Paetus zögerte: " Ich bleibe lieber hier vor der Tür", sagte er und kniff die Brauen zusammen: " Ich war früher Soldat", sagte er zu niemandem Bestimmten: "Ich weiß immer noch, wie man mit solchen Kerls fertig wird"
"Aber ja. Mir tut niemand etwas", Pytheas lächelte und musste hochgucken - Louarn war viel größer als er:
"Salve. Ich bin Flavianus Pytheas Medicus. Nimm bitte Platz.

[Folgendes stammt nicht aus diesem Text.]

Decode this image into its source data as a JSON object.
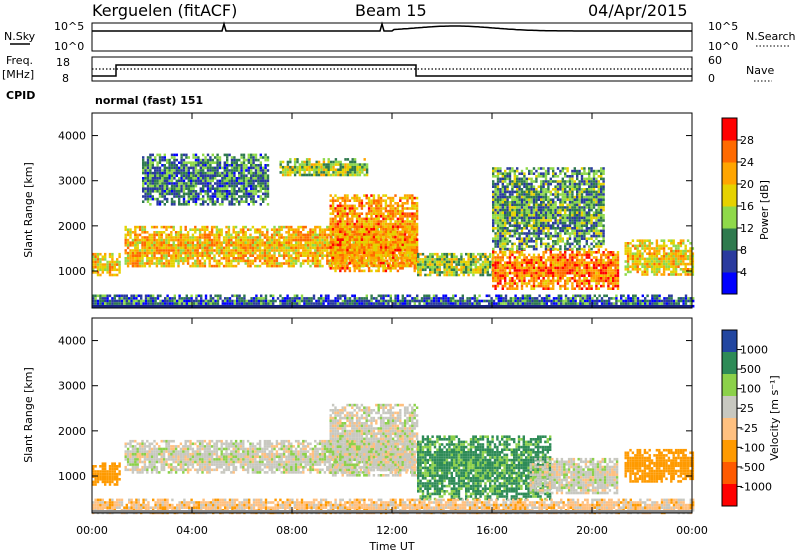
{
  "header": {
    "station": "Kerguelen (fitACF)",
    "beam": "Beam 15",
    "date": "04/Apr/2015"
  },
  "panels": {
    "noise": {
      "left_label": "N.Sky",
      "right_label": "N.Search",
      "left_ticks": [
        "10^5",
        "10^0"
      ],
      "right_ticks": [
        "10^5",
        "10^0"
      ]
    },
    "freq": {
      "left_label_line1": "Freq.",
      "left_label_line2": "[MHz]",
      "right_label": "Nave",
      "left_ticks": [
        "18",
        "8"
      ],
      "right_ticks": [
        "60",
        "0"
      ]
    },
    "cpid": {
      "label": "CPID",
      "text": "normal (fast) 151"
    },
    "power": {
      "ylabel": "Slant Range [km]",
      "yticks": [
        "4000",
        "3000",
        "2000",
        "1000"
      ],
      "colorbar_label": "Power [dB]",
      "colorbar_ticks": [
        "28",
        "24",
        "20",
        "16",
        "12",
        "8",
        "4"
      ]
    },
    "velocity": {
      "ylabel": "Slant Range [km]",
      "yticks": [
        "4000",
        "3000",
        "2000",
        "1000"
      ],
      "colorbar_label": "Velocity [m s⁻¹]",
      "colorbar_ticks": [
        "1000",
        "500",
        "100",
        "25",
        "-25",
        "-100",
        "-500",
        "-1000"
      ]
    }
  },
  "xaxis": {
    "label": "Time UT",
    "ticks": [
      "00:00",
      "04:00",
      "08:00",
      "12:00",
      "16:00",
      "20:00",
      "00:00"
    ]
  },
  "chart_data": [
    {
      "type": "heatmap",
      "name_printed": "Power [dB]",
      "x_range_hours": [
        0,
        24
      ],
      "y_range_km": [
        180,
        4500
      ],
      "color_range": [
        0,
        30
      ],
      "colors": {
        "scale": [
          "#0000ff",
          "#2a3a9e",
          "#2f7a4e",
          "#8fd94a",
          "#e6d200",
          "#ffa500",
          "#ff6a00",
          "#ff0000"
        ],
        "ground_line": "#1a237e"
      },
      "echo_regions": [
        {
          "t_start": 0.0,
          "t_end": 1.1,
          "r_min": 900,
          "r_max": 1400,
          "value": 18
        },
        {
          "t_start": 1.3,
          "t_end": 13.0,
          "r_min": 1100,
          "r_max": 2000,
          "value": 20
        },
        {
          "t_start": 9.5,
          "t_end": 13.0,
          "r_min": 1000,
          "r_max": 2700,
          "value": 22
        },
        {
          "t_start": 2.0,
          "t_end": 7.0,
          "r_min": 2500,
          "r_max": 3600,
          "value": 8
        },
        {
          "t_start": 7.5,
          "t_end": 11.0,
          "r_min": 3100,
          "r_max": 3500,
          "value": 14
        },
        {
          "t_start": 13.0,
          "t_end": 16.0,
          "r_min": 900,
          "r_max": 1400,
          "value": 14
        },
        {
          "t_start": 16.0,
          "t_end": 21.0,
          "r_min": 600,
          "r_max": 1500,
          "value": 24
        },
        {
          "t_start": 16.0,
          "t_end": 20.5,
          "r_min": 1500,
          "r_max": 3300,
          "value": 10
        },
        {
          "t_start": 21.3,
          "t_end": 24.0,
          "r_min": 900,
          "r_max": 1700,
          "value": 18
        },
        {
          "t_start": 0.0,
          "t_end": 24.0,
          "r_min": 200,
          "r_max": 480,
          "value": 6
        }
      ]
    },
    {
      "type": "heatmap",
      "name_printed": "Velocity [m s⁻¹]",
      "x_range_hours": [
        0,
        24
      ],
      "y_range_km": [
        180,
        4500
      ],
      "colors": {
        "scale": [
          "#ff0000",
          "#ff5a00",
          "#ff9a00",
          "#ffc080",
          "#c8c8c0",
          "#8cd14a",
          "#2e8b57",
          "#2246a0"
        ],
        "ground_line": "#8a8a8a"
      },
      "echo_regions": [
        {
          "t_start": 0.0,
          "t_end": 1.1,
          "r_min": 800,
          "r_max": 1300,
          "value": -300
        },
        {
          "t_start": 1.3,
          "t_end": 12.8,
          "r_min": 1100,
          "r_max": 1800,
          "value": 0
        },
        {
          "t_start": 9.5,
          "t_end": 13.0,
          "r_min": 1000,
          "r_max": 2600,
          "value": 0
        },
        {
          "t_start": 13.0,
          "t_end": 18.3,
          "r_min": 500,
          "r_max": 1900,
          "value": 150
        },
        {
          "t_start": 17.5,
          "t_end": 21.0,
          "r_min": 600,
          "r_max": 1400,
          "value": 0
        },
        {
          "t_start": 21.3,
          "t_end": 24.0,
          "r_min": 900,
          "r_max": 1600,
          "value": -300
        },
        {
          "t_start": 0.0,
          "t_end": 24.0,
          "r_min": 200,
          "r_max": 500,
          "value": -60
        }
      ]
    }
  ]
}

Wie ist dein Name? Und möchtest du etwas trinken?"
Pytheas hatte einen Krug Posca auf dem Tisch, allerdings sehr mild gewürzt, denn da die Qualität des hiesigen Trinkwassers gut war, brauchte man nicht Unmengen Essig, um es genießbar zu machen:
"Du möchtest also die Stelle als Türsteher haben?" 
 Pytheas sprach langsam, da er nicht wusste, wie gut der Andere Latein sprach. Aber Latein musste er schon können, wegen den römischen Patienten. Auf den ersten Blick war der Medicus von Louarns Erscheinung  beeindruckt. Er hatte noch nie jemanden aus der Nähe gesehen, der ihm so einen Eindruck des alten, wilden Keltentums gab wie diesen Besucher. Er war neugierig, mehr zu erfahren. Anderseits machte es ihn froh, denn wenn die Angehörigen der Stämme jetzt nach Iscalis kamen, um hier zu arbeiten, wurde die Provinz immer mehr befriedet.
Ich hätte wirklich auch warten können.
Der Mann erklärte mir, dass Patienten also ein hochtrabendes Wort für kranke Leute war und führte mich zu einem Zimmer, wo ich beinahe in eine Frau mit einem kranken Kind auf dem Arm rannte. “Entschuldige“ machte ich platz und sah den beiden hinterher. Das Kind hatte rote Wangen. Fieber. Ich überlegte noch, ob ich ihr einen Rat geben sollte, aber sie ging schon schnell und ich wurde von dem Mann an der Türe mehr oder weniger in den Raum geschoben, wo ein dünner, junger Mann wartete und mich fragend anschaute. Aber gut, ich schaute wohl nicht weniger fragend zurück.
Es entspann sich ein kleines Gespräch zwischen dem Mann von der Tür und diesem Mann jetzt, an dessen Ende der Typ von der Tür mir indirekt drohte. Ich schaute zu ihm und das unausgesprochene Ach ja? war wohl deutlich in meinem Gesicht abzulesen. Ich wusste zwar alte Krieger durchaus zu würdigen, da in diesem Gewerbe die Leute die Tendenz hatten, jung zu sterben. Aber ich hielt nicht so viel von den Römern als Kämpfern. Sie verließen sich zu sehr auf ihre Formation, die auch wirklich nur schwer zu durchbrechen war. Aber ein einzelner von ihnen? Der kleiner war? Ich sah da nur ein bedingtes Problem.
Aber ich wollte ja im Moment gar niemanden umhauen oder töten, und in der Stadt sollte ich mich sowieso zurückhalten, also beließ ich es bei dem kurzen, fragenden Blick und setzte mich dann da hin, wo mir Platz angeboten worden war.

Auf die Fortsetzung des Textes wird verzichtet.